I had great help already with what to do with my rrsp contribution room and hoping the same with maximizing my tax returns as I'm in process of finishing my returns, and am curious as the treatment of stock options + essp. Here is my situation.

My company (public/us based company) allows us to deduct money from my salary every paycheck with intention of buying stock twice a year. I participated in this last year, and I made gains of approx $4000 (at the time of the purchase of these stocks). I also got upon joining the company some RSU that vest with time. Some of my RSU stock vested this past year as well. So in terms of gains

-approx $4000 in ESSP gains
-approx $1000 in vested stock (of the vested stock, I only got portion of it, and the other portion was withheld to pay tax)
-I have not sold any of these stocks and the gains are in paper ONLY.

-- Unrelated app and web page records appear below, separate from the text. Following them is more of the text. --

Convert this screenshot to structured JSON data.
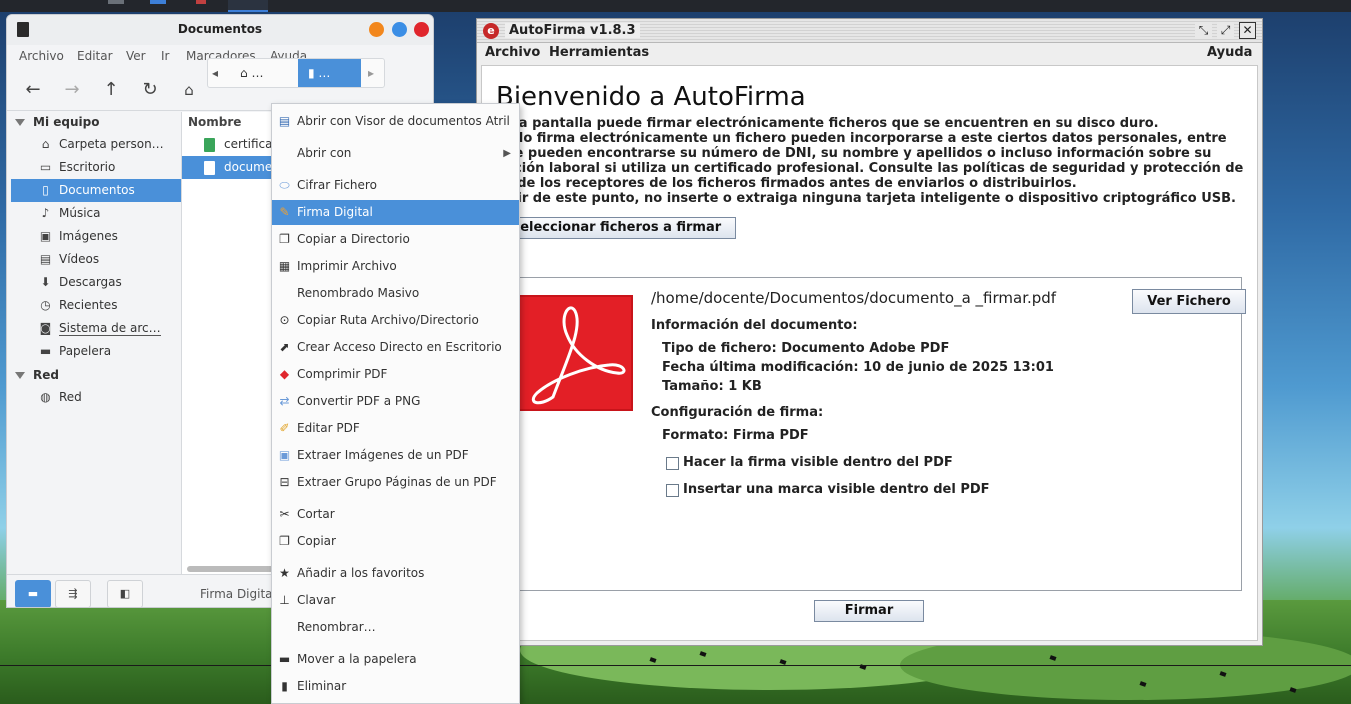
{
  "file_manager": {
    "title": "Documentos",
    "menu": [
      "Archivo",
      "Editar",
      "Ver",
      "Ir",
      "Marcadores",
      "Ayuda"
    ],
    "path": {
      "home": "…",
      "current": "…"
    },
    "sidebar": {
      "section_mi_equipo": "Mi equipo",
      "items": [
        {
          "label": "Carpeta person…",
          "icon": "home-icon"
        },
        {
          "label": "Escritorio",
          "icon": "desktop-icon"
        },
        {
          "label": "Documentos",
          "icon": "document-icon"
        },
        {
          "label": "Música",
          "icon": "music-icon"
        },
        {
          "label": "Imágenes",
          "icon": "image-icon"
        },
        {
          "label": "Vídeos",
          "icon": "video-icon"
        },
        {
          "label": "Descargas",
          "icon": "download-icon"
        },
        {
          "label": "Recientes",
          "icon": "clock-icon"
        },
        {
          "label": "Sistema de arc…",
          "icon": "drive-icon"
        },
        {
          "label": "Papelera",
          "icon": "trash-icon"
        }
      ],
      "section_red": "Red",
      "network_items": [
        {
          "label": "Red",
          "icon": "globe-icon"
        }
      ]
    },
    "list": {
      "column_name": "Nombre",
      "files": [
        "certificad",
        "documen"
      ]
    },
    "status_text": "Firma Digital"
  },
  "autofirma": {
    "title": "AutoFirma v1.8.3",
    "menu": {
      "archivo": "Archivo",
      "herramientas": "Herramientas",
      "ayuda": "Ayuda"
    },
    "heading": "Bienvenido a AutoFirma",
    "paragraphs": [
      "esta pantalla puede firmar electrónicamente ficheros que se encuentren en su disco duro.",
      "ando firma electrónicamente un fichero pueden incorporarse a este ciertos datos personales, entre",
      "que pueden encontrarse su número de DNI, su nombre y apellidos o incluso información sobre su",
      "nación laboral si utiliza un certificado profesional. Consulte las políticas de seguridad y protección de",
      "os de los receptores de los ficheros firmados antes de enviarlos o distribuirlos.",
      "artir de este punto, no inserte o extraiga ninguna tarjeta inteligente o dispositivo criptográfico USB."
    ],
    "select_button": "Seleccionar ficheros a firmar",
    "file_path": "/home/docente/Documentos/documento_a _firmar.pdf",
    "view_button": "Ver Fichero",
    "doc_info_label": "Información del documento:",
    "file_type": "Tipo de fichero: Documento Adobe PDF",
    "last_modified": "Fecha última modificación: 10 de junio de 2025 13:01",
    "size": "Tamaño: 1 KB",
    "sign_config_label": "Configuración de firma:",
    "format": "Formato: Firma PDF",
    "checkbox_visible_signature": "Hacer la firma visible dentro del PDF",
    "checkbox_visible_mark": "Insertar una marca visible dentro del PDF",
    "sign_button": "Firmar"
  },
  "context_menu": {
    "items": [
      {
        "label": "Abrir con Visor de documentos Atril",
        "icon": "document-viewer-icon"
      },
      {
        "label": "Abrir con",
        "icon": "",
        "submenu": true
      },
      {
        "label": "Cifrar Fichero",
        "icon": "encrypt-icon"
      },
      {
        "label": "Firma Digital",
        "icon": "signature-icon"
      },
      {
        "label": "Copiar a Directorio",
        "icon": "copy-icon"
      },
      {
        "label": "Imprimir Archivo",
        "icon": "printer-icon"
      },
      {
        "label": "Renombrado Masivo",
        "icon": ""
      },
      {
        "label": "Copiar Ruta Archivo/Directorio",
        "icon": "location-icon"
      },
      {
        "label": "Crear Acceso Directo en Escritorio",
        "icon": "shortcut-icon"
      },
      {
        "label": "Comprimir PDF",
        "icon": "pdf-icon"
      },
      {
        "label": "Convertir PDF a PNG",
        "icon": "convert-icon"
      },
      {
        "label": "Editar PDF",
        "icon": "edit-icon"
      },
      {
        "label": "Extraer Imágenes de un PDF",
        "icon": "images-icon"
      },
      {
        "label": "Extraer Grupo Páginas de un PDF",
        "icon": "pages-icon"
      },
      {
        "label": "Cortar",
        "icon": "scissors-icon"
      },
      {
        "label": "Copiar",
        "icon": "copy-icon"
      },
      {
        "label": "Añadir a los favoritos",
        "icon": "star-icon"
      },
      {
        "label": "Clavar",
        "icon": "pin-icon"
      },
      {
        "label": "Renombrar…",
        "icon": ""
      },
      {
        "label": "Mover a la papelera",
        "icon": "trash-icon"
      },
      {
        "label": "Eliminar",
        "icon": "delete-icon"
      }
    ]
  },
  "colors": {
    "selection": "#4a90d9",
    "pdf_red": "#e31f26"
  }
}
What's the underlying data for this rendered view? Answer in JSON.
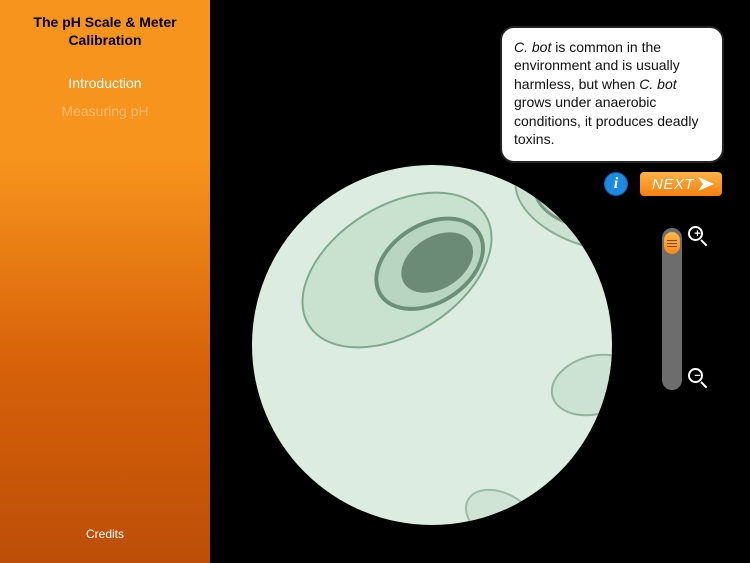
{
  "sidebar": {
    "title": "The pH Scale & Meter Calibration",
    "nav": [
      {
        "label": "Introduction",
        "active": true
      },
      {
        "label": "Measuring pH",
        "active": false
      }
    ],
    "credits": "Credits"
  },
  "bubble": {
    "text_html": "<em>C. bot</em> is common in the environment and is usually harmless, but when <em>C. bot</em> grows under anaerobic conditions, it produces deadly toxins."
  },
  "controls": {
    "info_label": "i",
    "next_label": "NEXT",
    "zoom_plus": "+",
    "zoom_minus": "−"
  },
  "icons": {
    "info": "info-icon",
    "next_arrow": "chevron-right-icon",
    "zoom_in": "magnify-plus-icon",
    "zoom_out": "magnify-minus-icon"
  },
  "colors": {
    "accent": "#f7941d",
    "bg": "#000000",
    "bubble_bg": "#ffffff"
  }
}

In my T4 these show up as income in BOX 38.

My question is that I'm paying regular taxes on this income, although I have not realized the gain? Seems bit unfair given that I would be forced to sell some of it to pay taxes. Is there anyway I can defer this income to future period?


----------



## Rysto (Nov 22, 2010)

Are you getting a discount or employer match on the ESPP? Any contributions by the employer count as normal income in the year in which you purchase the shares. Any gains from that point on are capital gains, and are only taxed when you realize the gain(=sell).

The stock options won't count towards as income until you exercise them. When you exercise them, the difference between the amount that you pay for them and the fair market value counts as taxable income in the year that you exercise the option, *even if you don't sell the shares*. The income counting in the year that you exercise is a new rule in response to JDS Uniphase and Nortel employees who screwed themselves by exercising but not selling right away.


----------



## Rysto (Nov 22, 2010)

Oh, but you said Restricted Stock Units, not options. According to this blog post by CC, Restricted stock awards(RSAs) are taxed when they are granted, which makes sense. RSUs aren't supposed to be taxed on grant according to CC. Are you sure that you didn't receive RSAs, not RSUs?


----------



## saanweyn2k2 (Feb 23, 2011)

Rysto thanks for the reply.

There are two separate items. RSU is separate from the essp stock purchase option. RSU it seems was taxed because only a certain amount of the stocks granted were released to me. In my trading account it even says taxed paid = $amount. Not sure how this is reflected in my t4 because there is no mention of this tax payment.

As for the ESSP yes I believe those were the gains or the portion covered by employer. I believe this is the difference between the price I paid for the stock and the price of the stock on the purchase date.

From your description it would seem I would have to pay the taxes on this amount this past year irregardless of when I sell.


----------



## MikeT (Feb 16, 2010)

I can only speak from experience doing this on my us tax return when I was resident there. It may be the same in Canada although I don't know for sure.

The discount that your ESPP gives you on the stock is considered compensation for the tax year the stocks are purchased. The amount will be included on your W2 as wages and you pay tax on the amount as income. There is no way around it, just as there is no way around taxes on your regular salary.

However your cost basis becomes the fair market value on the day of the purchase. i.e. If you sell them immediately, there will be no capital gain at all.


----------